No. Most people like to think that they are good a spotting a liar. But we’re rubbish at it and we are particularly rubbish when it comes to something as complex as sexual abuse. If we are honest with ourselves we tend to have a picture in our mind of what a victim of sexual abuse should look like and how they should behave. We want them to look innocent. We want them to give us a clear account. And we want their story of abuse to fit our ideas of what abuse should look like. If they don’t fit our image we think they are lying – which plays perfectly into the hands of sex offenders who’d like to continue to avoid being caught and prosecuted.
The reality is that there is no standard victim and no standard response to being sexually abused. Many people go so numb they may seem detached and aloof. Many people are full of shame and doubt and may come across as cagy or defensive. Many people will be confused and may have a patchy recollection of what happened, they may tell the story slightly differently each time or even contradict themselves. Rather than being evidence of a false allegation this can all be evidence of someone who has experienced trauma – which in turn can be evidence of abuse. Trauma affects the regions of the brain that help people make sense of events and remember things like space and time.

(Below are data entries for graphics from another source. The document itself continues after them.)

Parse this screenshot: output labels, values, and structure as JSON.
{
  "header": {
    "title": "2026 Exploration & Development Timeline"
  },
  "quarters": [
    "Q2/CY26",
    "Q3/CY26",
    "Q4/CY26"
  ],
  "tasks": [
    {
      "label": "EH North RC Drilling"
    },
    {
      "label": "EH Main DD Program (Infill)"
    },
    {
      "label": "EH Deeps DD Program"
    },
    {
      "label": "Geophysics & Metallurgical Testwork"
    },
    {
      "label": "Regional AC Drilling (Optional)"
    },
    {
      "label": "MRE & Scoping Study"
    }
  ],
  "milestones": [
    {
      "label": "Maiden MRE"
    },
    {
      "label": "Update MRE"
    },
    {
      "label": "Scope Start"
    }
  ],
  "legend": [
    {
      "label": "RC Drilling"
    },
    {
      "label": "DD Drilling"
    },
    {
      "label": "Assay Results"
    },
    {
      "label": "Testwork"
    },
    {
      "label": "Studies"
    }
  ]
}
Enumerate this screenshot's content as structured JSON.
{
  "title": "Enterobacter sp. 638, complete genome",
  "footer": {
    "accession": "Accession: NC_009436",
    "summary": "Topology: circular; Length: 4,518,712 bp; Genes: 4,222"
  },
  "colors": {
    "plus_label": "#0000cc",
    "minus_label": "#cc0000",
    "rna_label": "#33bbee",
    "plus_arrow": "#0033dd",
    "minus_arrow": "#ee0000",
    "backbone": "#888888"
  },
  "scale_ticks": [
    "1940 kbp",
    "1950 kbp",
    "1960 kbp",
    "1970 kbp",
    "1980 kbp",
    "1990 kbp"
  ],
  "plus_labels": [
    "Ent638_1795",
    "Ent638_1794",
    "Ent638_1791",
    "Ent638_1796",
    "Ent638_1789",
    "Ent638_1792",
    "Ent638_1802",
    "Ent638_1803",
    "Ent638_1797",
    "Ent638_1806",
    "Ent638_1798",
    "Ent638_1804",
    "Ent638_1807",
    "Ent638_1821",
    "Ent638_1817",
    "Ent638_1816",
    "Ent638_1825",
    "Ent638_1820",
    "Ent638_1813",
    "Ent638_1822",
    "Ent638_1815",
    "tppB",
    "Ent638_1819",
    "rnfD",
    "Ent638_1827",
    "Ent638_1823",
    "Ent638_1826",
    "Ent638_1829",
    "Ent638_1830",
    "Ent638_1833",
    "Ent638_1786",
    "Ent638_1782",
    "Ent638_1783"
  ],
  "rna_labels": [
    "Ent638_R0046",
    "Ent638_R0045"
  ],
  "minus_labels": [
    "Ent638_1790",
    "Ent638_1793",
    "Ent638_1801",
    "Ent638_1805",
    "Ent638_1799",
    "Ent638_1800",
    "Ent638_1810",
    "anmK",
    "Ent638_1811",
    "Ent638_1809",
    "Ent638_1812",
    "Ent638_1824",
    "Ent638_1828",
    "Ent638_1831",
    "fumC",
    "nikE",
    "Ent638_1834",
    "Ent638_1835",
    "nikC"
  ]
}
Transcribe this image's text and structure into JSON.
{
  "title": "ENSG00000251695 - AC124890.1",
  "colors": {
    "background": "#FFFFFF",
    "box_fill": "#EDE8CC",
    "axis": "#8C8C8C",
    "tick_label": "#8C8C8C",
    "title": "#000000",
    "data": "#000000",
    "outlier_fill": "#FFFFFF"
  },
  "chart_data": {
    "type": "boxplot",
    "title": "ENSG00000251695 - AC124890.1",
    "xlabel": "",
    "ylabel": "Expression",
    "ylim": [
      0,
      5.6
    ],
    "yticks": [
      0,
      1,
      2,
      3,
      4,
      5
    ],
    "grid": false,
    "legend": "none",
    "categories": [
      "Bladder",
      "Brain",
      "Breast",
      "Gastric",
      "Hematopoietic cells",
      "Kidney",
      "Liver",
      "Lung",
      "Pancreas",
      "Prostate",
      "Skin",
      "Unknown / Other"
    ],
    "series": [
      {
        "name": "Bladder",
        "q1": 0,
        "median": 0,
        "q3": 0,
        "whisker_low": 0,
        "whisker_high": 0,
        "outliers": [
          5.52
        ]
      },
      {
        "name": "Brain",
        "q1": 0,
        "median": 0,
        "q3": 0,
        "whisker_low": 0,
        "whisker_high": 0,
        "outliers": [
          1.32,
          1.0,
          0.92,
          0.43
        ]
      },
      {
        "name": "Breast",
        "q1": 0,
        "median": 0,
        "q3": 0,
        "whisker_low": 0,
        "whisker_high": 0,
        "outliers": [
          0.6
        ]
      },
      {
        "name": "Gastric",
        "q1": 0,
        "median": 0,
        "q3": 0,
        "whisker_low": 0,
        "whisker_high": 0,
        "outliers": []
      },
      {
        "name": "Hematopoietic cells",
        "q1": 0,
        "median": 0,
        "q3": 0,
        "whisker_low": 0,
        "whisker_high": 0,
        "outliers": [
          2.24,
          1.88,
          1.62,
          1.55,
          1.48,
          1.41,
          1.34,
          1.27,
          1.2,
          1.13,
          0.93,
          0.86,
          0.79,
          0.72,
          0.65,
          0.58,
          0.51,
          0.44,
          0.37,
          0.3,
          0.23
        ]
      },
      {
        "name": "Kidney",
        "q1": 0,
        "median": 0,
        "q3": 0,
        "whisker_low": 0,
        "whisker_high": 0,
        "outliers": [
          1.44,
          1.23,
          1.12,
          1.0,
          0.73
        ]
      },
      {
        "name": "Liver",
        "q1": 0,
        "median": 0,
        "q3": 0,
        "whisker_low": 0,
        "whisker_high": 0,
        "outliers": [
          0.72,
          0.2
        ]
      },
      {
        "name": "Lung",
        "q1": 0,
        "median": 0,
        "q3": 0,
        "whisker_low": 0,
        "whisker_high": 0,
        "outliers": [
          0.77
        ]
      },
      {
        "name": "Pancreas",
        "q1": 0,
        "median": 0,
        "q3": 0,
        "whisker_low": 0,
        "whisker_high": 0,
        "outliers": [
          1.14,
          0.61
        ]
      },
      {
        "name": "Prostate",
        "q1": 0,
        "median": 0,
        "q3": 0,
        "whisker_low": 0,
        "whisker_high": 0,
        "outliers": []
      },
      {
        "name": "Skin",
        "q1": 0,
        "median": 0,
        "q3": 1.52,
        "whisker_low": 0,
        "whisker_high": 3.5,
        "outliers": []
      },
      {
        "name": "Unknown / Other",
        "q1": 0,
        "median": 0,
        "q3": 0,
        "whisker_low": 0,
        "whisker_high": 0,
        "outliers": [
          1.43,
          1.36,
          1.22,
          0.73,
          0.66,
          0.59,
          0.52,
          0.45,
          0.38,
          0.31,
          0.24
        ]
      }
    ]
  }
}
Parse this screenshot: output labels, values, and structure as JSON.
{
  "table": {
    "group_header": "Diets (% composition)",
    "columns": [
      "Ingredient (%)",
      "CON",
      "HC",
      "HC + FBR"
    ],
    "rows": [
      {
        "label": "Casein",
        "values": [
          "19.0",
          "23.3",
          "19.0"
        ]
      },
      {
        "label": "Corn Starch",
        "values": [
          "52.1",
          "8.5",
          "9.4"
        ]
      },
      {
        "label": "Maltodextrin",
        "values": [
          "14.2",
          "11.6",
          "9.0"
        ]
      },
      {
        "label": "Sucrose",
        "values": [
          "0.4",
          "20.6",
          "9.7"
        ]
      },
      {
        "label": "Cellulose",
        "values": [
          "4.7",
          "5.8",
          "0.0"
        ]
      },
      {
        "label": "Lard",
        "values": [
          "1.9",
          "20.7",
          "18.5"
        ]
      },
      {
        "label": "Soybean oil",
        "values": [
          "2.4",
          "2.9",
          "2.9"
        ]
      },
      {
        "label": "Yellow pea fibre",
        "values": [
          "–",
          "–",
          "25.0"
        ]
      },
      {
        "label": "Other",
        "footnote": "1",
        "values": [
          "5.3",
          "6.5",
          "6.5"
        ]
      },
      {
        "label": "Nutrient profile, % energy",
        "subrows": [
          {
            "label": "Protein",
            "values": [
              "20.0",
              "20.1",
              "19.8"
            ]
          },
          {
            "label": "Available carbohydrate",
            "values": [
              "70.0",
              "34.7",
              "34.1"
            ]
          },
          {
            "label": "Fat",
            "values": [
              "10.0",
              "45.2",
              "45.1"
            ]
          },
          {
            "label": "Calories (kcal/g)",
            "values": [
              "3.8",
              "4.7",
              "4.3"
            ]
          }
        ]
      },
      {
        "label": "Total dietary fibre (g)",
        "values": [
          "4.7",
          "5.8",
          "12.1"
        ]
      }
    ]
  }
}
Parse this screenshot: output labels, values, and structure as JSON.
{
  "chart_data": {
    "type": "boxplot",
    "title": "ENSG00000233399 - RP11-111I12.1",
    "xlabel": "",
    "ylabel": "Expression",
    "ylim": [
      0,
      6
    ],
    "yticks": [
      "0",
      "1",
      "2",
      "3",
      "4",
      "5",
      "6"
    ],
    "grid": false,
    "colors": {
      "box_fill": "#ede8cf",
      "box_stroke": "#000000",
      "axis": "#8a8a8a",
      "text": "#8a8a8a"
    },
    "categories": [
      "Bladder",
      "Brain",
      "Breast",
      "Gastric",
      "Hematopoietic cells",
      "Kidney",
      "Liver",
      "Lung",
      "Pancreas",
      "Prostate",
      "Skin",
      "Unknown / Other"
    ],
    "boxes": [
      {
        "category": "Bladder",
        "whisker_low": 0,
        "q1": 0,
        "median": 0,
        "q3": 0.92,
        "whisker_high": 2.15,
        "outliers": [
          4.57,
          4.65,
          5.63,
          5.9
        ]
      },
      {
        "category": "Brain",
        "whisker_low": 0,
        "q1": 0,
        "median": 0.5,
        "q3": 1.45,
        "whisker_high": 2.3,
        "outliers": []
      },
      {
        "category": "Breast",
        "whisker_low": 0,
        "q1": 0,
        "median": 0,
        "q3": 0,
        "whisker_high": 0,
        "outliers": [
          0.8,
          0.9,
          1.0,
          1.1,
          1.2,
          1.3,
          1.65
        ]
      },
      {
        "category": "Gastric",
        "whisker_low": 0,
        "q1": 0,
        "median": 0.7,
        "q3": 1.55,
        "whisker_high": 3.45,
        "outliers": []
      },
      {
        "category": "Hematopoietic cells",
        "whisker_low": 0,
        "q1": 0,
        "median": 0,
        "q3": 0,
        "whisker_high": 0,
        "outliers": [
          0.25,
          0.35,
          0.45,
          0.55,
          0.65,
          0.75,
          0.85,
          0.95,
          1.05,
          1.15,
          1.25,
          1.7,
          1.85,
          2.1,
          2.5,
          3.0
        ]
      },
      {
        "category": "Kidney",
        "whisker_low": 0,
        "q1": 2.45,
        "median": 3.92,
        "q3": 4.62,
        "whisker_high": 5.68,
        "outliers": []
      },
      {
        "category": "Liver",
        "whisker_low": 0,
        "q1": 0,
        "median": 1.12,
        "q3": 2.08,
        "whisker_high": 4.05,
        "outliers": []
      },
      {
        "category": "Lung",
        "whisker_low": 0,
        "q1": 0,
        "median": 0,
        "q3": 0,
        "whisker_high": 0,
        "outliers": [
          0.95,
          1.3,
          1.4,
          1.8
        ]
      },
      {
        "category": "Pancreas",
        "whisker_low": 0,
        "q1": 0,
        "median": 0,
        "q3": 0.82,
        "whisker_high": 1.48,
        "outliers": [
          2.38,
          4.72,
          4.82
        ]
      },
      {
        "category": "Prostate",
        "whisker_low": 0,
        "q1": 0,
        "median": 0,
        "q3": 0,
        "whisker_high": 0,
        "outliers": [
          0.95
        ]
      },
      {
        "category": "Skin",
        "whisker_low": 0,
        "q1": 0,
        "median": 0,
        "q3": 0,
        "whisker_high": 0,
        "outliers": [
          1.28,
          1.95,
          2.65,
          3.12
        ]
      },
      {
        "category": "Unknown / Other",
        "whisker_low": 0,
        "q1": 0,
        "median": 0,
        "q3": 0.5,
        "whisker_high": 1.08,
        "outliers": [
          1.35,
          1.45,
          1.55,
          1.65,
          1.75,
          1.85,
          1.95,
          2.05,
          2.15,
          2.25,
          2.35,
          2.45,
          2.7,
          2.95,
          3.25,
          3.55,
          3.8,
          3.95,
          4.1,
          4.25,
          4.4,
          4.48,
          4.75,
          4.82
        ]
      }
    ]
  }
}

Malicious reports of rape are incredibly rare but they do occasionally happen. When they do they have a terrible impact on the person wrongly accused and they are a waste of police resources. But, if you have your doubts about someone who is reporting a sex offence it’s much more likely that you are listening to someone who has experienced some form of abuse but is struggling to give a plausible account of it rather than someone who is maliciously trying to get revenge or waste your time.